ERKUT TEZERDİ/İSTANBUL
Günümüzden 65 milyon yıl önce yaşayan dinozorlar, ünlerinden her dönem taviz vermeyen devasa yaratıklar. Otobur olanları pek dikkat çekmezken Tyrannosaurus rex ile Velociraptor gibi etçil türleri filmlerin, video oyunlarının başrolünde yer alıyor çünkü aksiyonu bu canlılar sağlıyor. İnsanlar kaçıyor, onlar kovalıyor veya insanları aniden yakalıyor, akabinde afiyetle yiyor. Popüler kültürün liste başı zombiler gibi her vakit açlar… İlk kez 1993 yılında izleyiciyle buluşan ‘Jurassic Park’ ve devam filmlerinde genel olarak böyle bir hayatta kalma konusu işleniyor. Bu hafta gösterime giren ‘Jurassic World Fallen Kingdom’ın (Yıkılmış Krallık) ise önceki yapımlarından ayıran özellikleri bulunuyor. Bunlardan ilki efektleri. Öyle ki, geçen yıl izleyiciyle buluşan ‘Transformers 5’ gibi ağzı açık bırakıyor. Fakat senaryonun üzerine inşa edildiği “Her canlının yaşamaya hakkı var” mesajı hatalı işlenince bir zaman sonra gerçekçilik yitiriliyor. Ortaya korku filmlerinden fırlamışçasına arketipler ve olay dizisi saçılıyor. Jeff Goldblum, James Cromwell, Toby Jones, BD Wong ve Daniella Pineda gibi isimlerin de rol aldığı filmin yapımcılığını Steven Spielberg ve Frank Marshall üstlendi.

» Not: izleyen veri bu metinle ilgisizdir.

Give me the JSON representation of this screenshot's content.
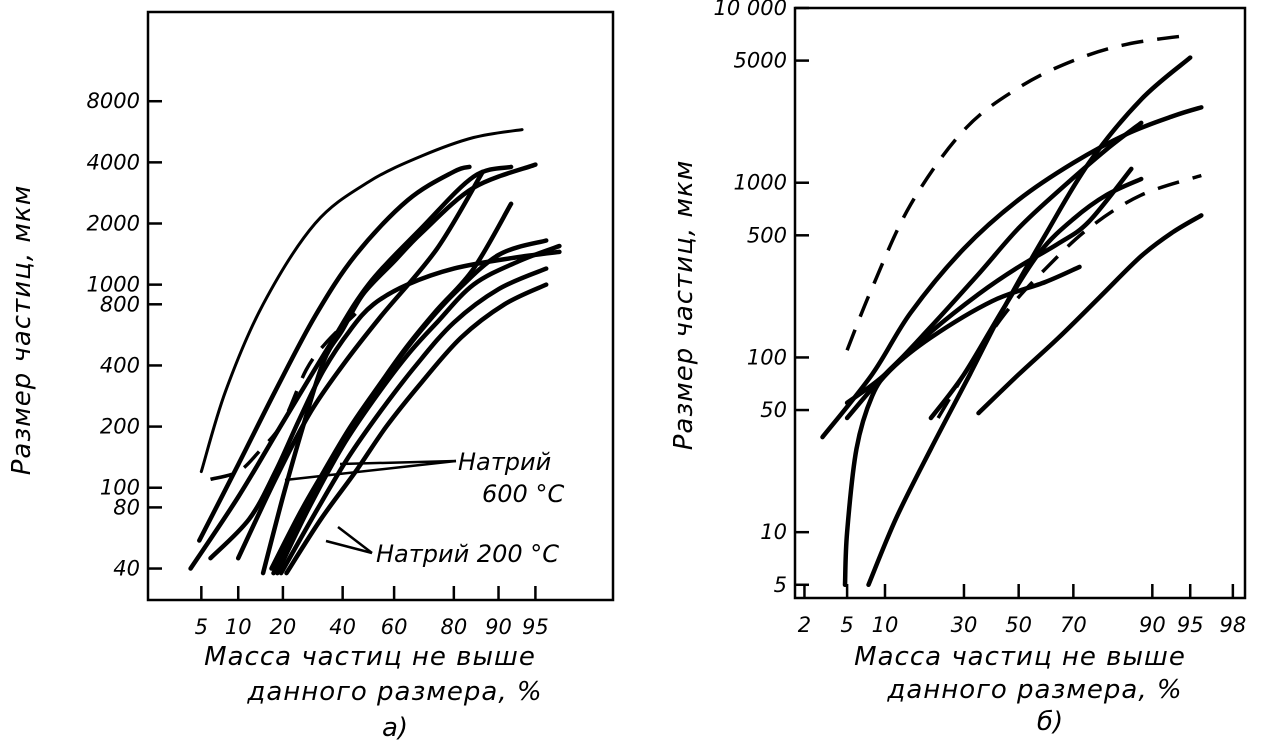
{
  "chart_data": [
    {
      "type": "line",
      "sublabel": "а)",
      "title": "",
      "xlabel_lines": [
        "Масса частиц не выше",
        "данного размера, %"
      ],
      "ylabel": "Размер частиц, мкм",
      "x_scale": "probability",
      "y_scale": "log",
      "xlim": [
        1.5,
        99.2
      ],
      "ylim": [
        28,
        22000
      ],
      "grid": false,
      "x_ticks": [
        {
          "v": 5,
          "label": "5"
        },
        {
          "v": 10,
          "label": "10"
        },
        {
          "v": 20,
          "label": "20"
        },
        {
          "v": 40,
          "label": "40"
        },
        {
          "v": 60,
          "label": "60"
        },
        {
          "v": 80,
          "label": "80"
        },
        {
          "v": 90,
          "label": "90"
        },
        {
          "v": 95,
          "label": "95"
        }
      ],
      "y_ticks": [
        {
          "v": 40,
          "label": "40"
        },
        {
          "v": 80,
          "label": "80"
        },
        {
          "v": 100,
          "label": "100"
        },
        {
          "v": 200,
          "label": "200"
        },
        {
          "v": 400,
          "label": "400"
        },
        {
          "v": 800,
          "label": "800"
        },
        {
          "v": 1000,
          "label": "1000"
        },
        {
          "v": 2000,
          "label": "2000"
        },
        {
          "v": 4000,
          "label": "4000"
        },
        {
          "v": 8000,
          "label": "8000"
        }
      ],
      "annotations": [
        {
          "lines": [
            "Натрий",
            "600 °С"
          ]
        },
        {
          "lines": [
            "Натрий 200 °С"
          ]
        }
      ],
      "series": [
        {
          "style": "solid-thin",
          "points": [
            [
              5,
              120
            ],
            [
              8,
              300
            ],
            [
              15,
              800
            ],
            [
              30,
              2000
            ],
            [
              50,
              3200
            ],
            [
              70,
              4300
            ],
            [
              85,
              5300
            ],
            [
              93.5,
              5800
            ]
          ]
        },
        {
          "style": "dashed",
          "points": [
            [
              6,
              110
            ],
            [
              10,
              120
            ],
            [
              14,
              150
            ],
            [
              20,
              210
            ],
            [
              27,
              380
            ],
            [
              34,
              520
            ],
            [
              45,
              720
            ]
          ]
        },
        {
          "style": "solid",
          "points": [
            [
              4.8,
              55
            ],
            [
              10,
              130
            ],
            [
              18,
              300
            ],
            [
              30,
              700
            ],
            [
              45,
              1400
            ],
            [
              65,
              2600
            ],
            [
              80,
              3600
            ],
            [
              84,
              3800
            ]
          ]
        },
        {
          "style": "solid",
          "points": [
            [
              4,
              40
            ],
            [
              10,
              90
            ],
            [
              20,
              210
            ],
            [
              35,
              500
            ],
            [
              50,
              1000
            ],
            [
              70,
              1900
            ],
            [
              85,
              3400
            ],
            [
              92,
              3800
            ]
          ]
        },
        {
          "style": "solid",
          "points": [
            [
              6,
              45
            ],
            [
              12,
              70
            ],
            [
              18,
              120
            ],
            [
              25,
              220
            ],
            [
              33,
              380
            ],
            [
              43,
              600
            ],
            [
              52,
              800
            ],
            [
              65,
              1000
            ],
            [
              80,
              1200
            ],
            [
              92,
              1350
            ],
            [
              97,
              1450
            ]
          ]
        },
        {
          "style": "solid",
          "points": [
            [
              10,
              45
            ],
            [
              18,
              110
            ],
            [
              28,
              230
            ],
            [
              40,
              400
            ],
            [
              55,
              700
            ],
            [
              75,
              1500
            ],
            [
              87,
              3600
            ]
          ]
        },
        {
          "style": "solid",
          "points": [
            [
              15,
              38
            ],
            [
              20,
              90
            ],
            [
              26,
              200
            ],
            [
              33,
              420
            ],
            [
              40,
              600
            ],
            [
              48,
              900
            ],
            [
              60,
              1300
            ],
            [
              70,
              1800
            ],
            [
              85,
              3000
            ],
            [
              95,
              3900
            ]
          ]
        },
        {
          "style": "solid",
          "points": [
            [
              17,
              40
            ],
            [
              25,
              75
            ],
            [
              33,
              120
            ],
            [
              43,
              200
            ],
            [
              55,
              330
            ],
            [
              65,
              500
            ],
            [
              75,
              750
            ],
            [
              85,
              1200
            ],
            [
              92,
              2500
            ]
          ]
        },
        {
          "style": "solid",
          "points": [
            [
              17.5,
              38
            ],
            [
              25,
              70
            ],
            [
              35,
              130
            ],
            [
              48,
              240
            ],
            [
              60,
              400
            ],
            [
              70,
              600
            ],
            [
              80,
              900
            ],
            [
              90,
              1400
            ],
            [
              96,
              1650
            ]
          ]
        },
        {
          "style": "solid",
          "points": [
            [
              18.5,
              38
            ],
            [
              28,
              80
            ],
            [
              40,
              160
            ],
            [
              52,
              270
            ],
            [
              65,
              450
            ],
            [
              75,
              650
            ],
            [
              85,
              1000
            ],
            [
              93,
              1300
            ],
            [
              97,
              1550
            ]
          ]
        },
        {
          "style": "solid",
          "points": [
            [
              19.5,
              38
            ],
            [
              30,
              75
            ],
            [
              42,
              140
            ],
            [
              55,
              240
            ],
            [
              68,
              400
            ],
            [
              80,
              650
            ],
            [
              90,
              950
            ],
            [
              96,
              1200
            ]
          ]
        },
        {
          "style": "solid",
          "points": [
            [
              21,
              38
            ],
            [
              32,
              70
            ],
            [
              45,
              120
            ],
            [
              57,
              200
            ],
            [
              70,
              330
            ],
            [
              82,
              550
            ],
            [
              91,
              800
            ],
            [
              96,
              1000
            ]
          ]
        }
      ]
    },
    {
      "type": "line",
      "sublabel": "б)",
      "title": "",
      "xlabel_lines": [
        "Масса частиц не выше",
        "данного размера, %"
      ],
      "ylabel": "Размер частиц, мкм",
      "x_scale": "probability",
      "y_scale": "log",
      "xlim": [
        1.6,
        98.5
      ],
      "ylim": [
        4.2,
        10000
      ],
      "grid": false,
      "x_ticks": [
        {
          "v": 2,
          "label": "2"
        },
        {
          "v": 5,
          "label": "5"
        },
        {
          "v": 10,
          "label": "10"
        },
        {
          "v": 30,
          "label": "30"
        },
        {
          "v": 50,
          "label": "50"
        },
        {
          "v": 70,
          "label": "70"
        },
        {
          "v": 90,
          "label": "90"
        },
        {
          "v": 95,
          "label": "95"
        },
        {
          "v": 98,
          "label": "98"
        }
      ],
      "y_ticks": [
        {
          "v": 5,
          "label": "5"
        },
        {
          "v": 10,
          "label": "10"
        },
        {
          "v": 50,
          "label": "50"
        },
        {
          "v": 100,
          "label": "100"
        },
        {
          "v": 500,
          "label": "500"
        },
        {
          "v": 1000,
          "label": "1000"
        },
        {
          "v": 5000,
          "label": "5000"
        },
        {
          "v": 10000,
          "label": "10 000"
        }
      ],
      "series": [
        {
          "style": "dashed",
          "points": [
            [
              5,
              110
            ],
            [
              8,
              250
            ],
            [
              15,
              750
            ],
            [
              30,
              2000
            ],
            [
              50,
              3500
            ],
            [
              70,
              5000
            ],
            [
              85,
              6200
            ],
            [
              95,
              7000
            ]
          ]
        },
        {
          "style": "solid",
          "points": [
            [
              3,
              35
            ],
            [
              8,
              80
            ],
            [
              15,
              180
            ],
            [
              30,
              420
            ],
            [
              50,
              800
            ],
            [
              70,
              1300
            ],
            [
              85,
              1900
            ],
            [
              93,
              2400
            ],
            [
              96,
              2700
            ]
          ]
        },
        {
          "style": "solid",
          "points": [
            [
              5,
              55
            ],
            [
              10,
              80
            ],
            [
              20,
              150
            ],
            [
              35,
              300
            ],
            [
              50,
              550
            ],
            [
              65,
              900
            ],
            [
              80,
              1550
            ],
            [
              88,
              2200
            ]
          ]
        },
        {
          "style": "solid",
          "points": [
            [
              5,
              45
            ],
            [
              10,
              80
            ],
            [
              20,
              140
            ],
            [
              35,
              230
            ],
            [
              50,
              330
            ],
            [
              65,
              450
            ],
            [
              75,
              600
            ],
            [
              86,
              1200
            ]
          ]
        },
        {
          "style": "solid",
          "points": [
            [
              4.8,
              5
            ],
            [
              5,
              10
            ],
            [
              6,
              30
            ],
            [
              8,
              60
            ],
            [
              11,
              85
            ],
            [
              20,
              130
            ],
            [
              40,
              210
            ],
            [
              60,
              270
            ],
            [
              72,
              330
            ]
          ]
        },
        {
          "style": "solid",
          "points": [
            [
              7.5,
              5
            ],
            [
              12,
              12
            ],
            [
              20,
              30
            ],
            [
              32,
              80
            ],
            [
              45,
              200
            ],
            [
              60,
              500
            ],
            [
              75,
              1300
            ],
            [
              88,
              3000
            ],
            [
              95,
              5200
            ]
          ]
        },
        {
          "style": "solid",
          "points": [
            [
              20,
              45
            ],
            [
              30,
              80
            ],
            [
              45,
              200
            ],
            [
              58,
              400
            ],
            [
              70,
              620
            ],
            [
              80,
              850
            ],
            [
              88,
              1050
            ]
          ]
        },
        {
          "style": "dashed",
          "points": [
            [
              22,
              45
            ],
            [
              32,
              90
            ],
            [
              45,
              180
            ],
            [
              60,
              320
            ],
            [
              75,
              550
            ],
            [
              88,
              850
            ],
            [
              96,
              1100
            ]
          ]
        },
        {
          "style": "solid",
          "points": [
            [
              35,
              48
            ],
            [
              50,
              80
            ],
            [
              65,
              130
            ],
            [
              78,
              220
            ],
            [
              88,
              380
            ],
            [
              93,
              520
            ],
            [
              96,
              650
            ]
          ]
        }
      ]
    }
  ]
}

‘Jurassic World Fallen Kingdom’ filminin önermesi “Doğaya baskın tür kontrolü eline alır” olurken, haliyle canlıları sevin, öldürmeyin gibi sevecen bir mesaj dengesizliği doğuruyor. Hayatta kalalım, öldürmeyelim ama onlara da yem olmayalım gibi bir mantık teknik açıdan imkânsız. Bunun nedeni konu ve karakterizasyondan kaynaklanıyor.
Filmde, 2015 yılında gösterime giren ve dünya çapında 1 milyar 672 milyon dolar hasılat elde eden ‘Jurassic World’ün devamı anlatılıyor. Üç yıl önceki faciada, dinozor parkında her şey kontrolden çıktı. İnsanlar çığlıklar eşliğinde öğlen yemeği oldu. Ardından parkın yer aldığı ada tahliye edildi. Şimdi ise dinozorların hayatı tehlikede. Nasıl mı? Parkta yer alan yanardağ patlamak üzere, bu sebepten dolayı bir grup insan dinozorların oradan kurtarılmasını istiyor, başka bir grup da “bırakalım ölsünler” diyor. Dünyada genel durum böyle. Kötü emelleri olan bir şirket onları toplayıp silah veya eğlence niyetine zengin iş adamlarına satmanın derdine düşmüşken, genetik bilim ile geri döndürülen bu canlıları kurtarmak için dernekler bile kurulmuş. Bu derneğin başkanı, dinozor fetişisti izlenimi Claire Dearing, birkaç bilim insanı ile ilk filmdeki raptor eğitmeni Owen Grady şirketin gerçek amacının ne olduğunu bilmeden adanın yolunu tutuyor. Filmin gerisi çığlıklardan oluşuyor. İkinci bölüm daha aksiyon dolu ve korku unsurları zekice yerleştirilmiş.
‘Jurassic World Fallen Kingdom’da “Dinozorlar neden yaşamalı?” sorusunun cevabı açıkçası net bir şekilde beyazperdeye taşınmıyor. Ana karakterler sadece “Sonuçta onlar da canlı ve yaşamaya hakları var” gibisinden geveleyip duruyor. Ancak asıl sorun şu ki, hadi diyelim otobur türler için doğal yaşam parkları oluşturuldu. Ama etoburlar için neler yapılacak? Bir aslanla ya da kutup porsuğuyla aynı mahallede yaşar mıydınız? Veya bir facia olmasını kim önleyebilir? Tutarsızlıklar diz boyu. Neticede kedi, köpek değil ki bunlar kucağımıza alıp sevelim! Zaten filmde de kendilerini sevdirtmiyorlar. Tutarsızlık derken bundan bahsediyorum. Hem ayranım yer dökülmesin hem de dürümüm hiç bitmesin. Doğada olan doğada kalmalı, evet ama çoğalıp şehirlere indiklerinde ne olacak? Filmin devamı gelecek, işte hepsi bu.